For Hardpointe, I have brushed off this algorithm and cleaned it up a bit to make it less wasteful. I am rather liking the results so far.

While level design is great, what I really want to get to is 'lock and key' style puzzle rooms. Think of the key rooms in brogue, or the linked challenges in Unexplored. Or zelda. In any event, Tom Ford did a lot of work around this in his 2014 7DRL TraumaRL and then did a great talk on his approach.

In order to accomplish this, I first needed a more intelligent level designer - one that kept track of separate rooms as if they were nodes on a graph. I had to brush off a part of my brain that hadn't been used since CS classes many years ago, but got a working tree structure that should suit my needs.

I used treant.js to display the resulting graphs.



This first one corresponds with the above dungeon output.

Red nodes/rooms represent the longest (or one of the longest) paths in the level. In most cases, the entrance point will be at the top of the tree and the ending point will be at the deepest node of the tree.

Gray nodes are flagged as "dead ends" in that they have only one connecting room. This makes them great candidates for locked rooms, special challenges (and rewards) that will give the player a reason to explore the entirety of the level, should they choose to.

Here are a few more because I like them:






Heads up

Finally have a working heads up display (HUD) - one of my requirements for releasing an actual playable version of the game. I really want to keep the screen as uncluttered as possible, but at the same time allow players to get the tactical information they need. In general, all monsters have 1 hp and the behaviors are unique, so there is a lot of information that should be conveyed just from playing a few times.




Other important things to know are status effects, and whatever items or unique terrain is near you. (e.g. is that radiation?)


The code to get this working was actually really fun to write.

Other things tackled this week were 'conveyed' flags.
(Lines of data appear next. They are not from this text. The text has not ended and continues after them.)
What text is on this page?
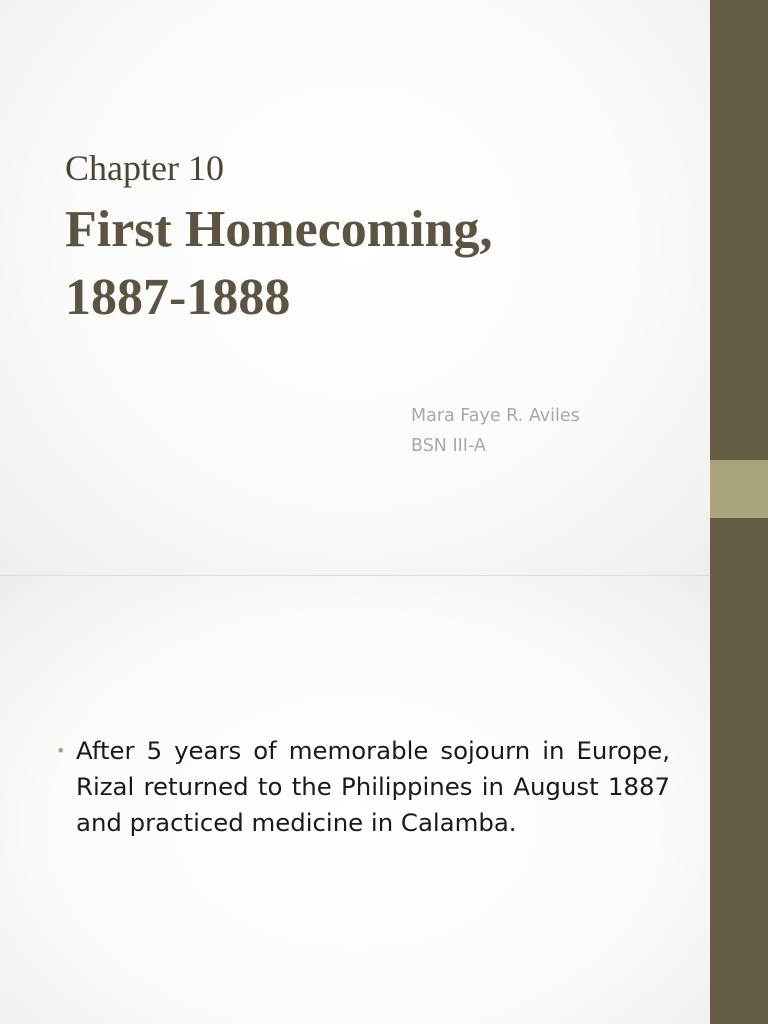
Chapter 10
First Homecoming,
1887-1888
Mara Faye R. Aviles
BSN III-A
• After 5 years of memorable sojourn in Europe, Rizal returned to the Philippines in August 1887 and practiced medicine in Calamba.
Certain powers can now convey flags such as flight, or radiation resistance. In earlier versions I was doing this quite messily - lots of room for error when power systems were being installed or uninstalled. Now it flows quite naturally.

This is important because at some point I plan on adding 'challenge rooms' that require you to sacrifice one of your power slots for an otherwise useless power. For example, there is a really amazing item inside the next system of rooms, but the rooms are irradiated. Fortunately, there is a system near-by that conveys radiation resistance - but you'll have to temporarily sacrifice something else in order to install it. What you choose to do away will may make the next couple rooms harder, depending on what's inside of them.